# Pics form the CMR race in South Carolina...



## Bootlegger (Dec 18, 2008)

This is all I got cause of the Rain...

http://rides.webshots.com/slideshow/570536679bQIEbp;jsessionid=abcAuH8LWKA5W-wvEoRas


----------



## Polaris425 (Dec 16, 2004)

nice pics


----------



## Bootlegger (Dec 18, 2008)

Thanks....I wish I would have gotten more....the weather was crap


----------



## suzette70 (Jan 26, 2009)

I heard it was a really nice, clean park. That was Adam w/the MS Mud Nutz. I did the hoodie he had on!!!! Love seeing my work. 

Donna


----------



## Bootlegger (Dec 18, 2008)

suzette70 said:


> I heard it was a really nice, clean park. That was Adam w/the MS Mud Nutz. I did the hoodie he had on!!!! Love seeing my work.
> 
> Donna


Adam is a Great Guy.....That where we left our bikes was with them....I didn't want to take them back to the Motel...it was Rough. LOL!!


----------



## Metal Man (Dec 17, 2008)

Thats buch of really cool looking bikes for sure.

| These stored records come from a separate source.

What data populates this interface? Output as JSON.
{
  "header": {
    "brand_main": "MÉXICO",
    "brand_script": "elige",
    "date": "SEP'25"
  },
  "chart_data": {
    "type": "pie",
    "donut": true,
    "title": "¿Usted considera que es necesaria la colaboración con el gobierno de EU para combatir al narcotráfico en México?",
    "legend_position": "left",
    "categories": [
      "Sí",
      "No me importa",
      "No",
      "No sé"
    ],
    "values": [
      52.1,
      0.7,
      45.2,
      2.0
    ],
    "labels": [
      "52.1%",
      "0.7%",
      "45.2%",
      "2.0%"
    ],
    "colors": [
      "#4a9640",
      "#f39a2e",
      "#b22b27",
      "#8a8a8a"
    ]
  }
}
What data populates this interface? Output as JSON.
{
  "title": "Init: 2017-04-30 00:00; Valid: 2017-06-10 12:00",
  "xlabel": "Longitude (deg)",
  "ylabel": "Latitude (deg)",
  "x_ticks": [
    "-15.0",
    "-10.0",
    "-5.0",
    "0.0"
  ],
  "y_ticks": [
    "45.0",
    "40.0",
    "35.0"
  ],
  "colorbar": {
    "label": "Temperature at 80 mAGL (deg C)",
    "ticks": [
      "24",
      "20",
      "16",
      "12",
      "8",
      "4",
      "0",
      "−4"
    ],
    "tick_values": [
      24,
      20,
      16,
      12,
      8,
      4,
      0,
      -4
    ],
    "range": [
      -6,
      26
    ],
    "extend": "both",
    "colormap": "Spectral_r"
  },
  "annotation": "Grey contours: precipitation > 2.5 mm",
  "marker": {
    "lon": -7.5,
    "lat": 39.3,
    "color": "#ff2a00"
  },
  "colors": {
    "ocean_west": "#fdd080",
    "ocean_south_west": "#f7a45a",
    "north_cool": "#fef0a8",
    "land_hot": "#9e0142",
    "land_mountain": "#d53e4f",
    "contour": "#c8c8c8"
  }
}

Bootlegger did yall get to compete?


----------



## BuckMark (Mar 22, 2009)

Nice pics and i really enjoyed the event at caw!!!Those side by sides racing was probably the highlight of the day!!!!!


----------



## Bootlegger (Dec 18, 2008)

Metal Man said:


> Thats buch of really cool looking bikes for sure.
> 
> Bootlegger did yall get to compete?


Yeah....we do at everyone we go too...... I know one thing I have got to add about 50lbs. or so..... I done fairly well for my first Swamp Cross. I haven't ever raced in one before. I am going to race at Wilburns in Northern Alabama on May 2nd and they hopefully I can go the following week to the CMR race in Georgia....I may just to to the CMR one...not sure. I couldn't keep my front end down....and I leaned too far forward on the second lap and the air box snorkel got a hold of my shirt....It was more less over after that. It didn' killit but almost. I think I am going to have to turn it down or put them in the center of the racks.


----------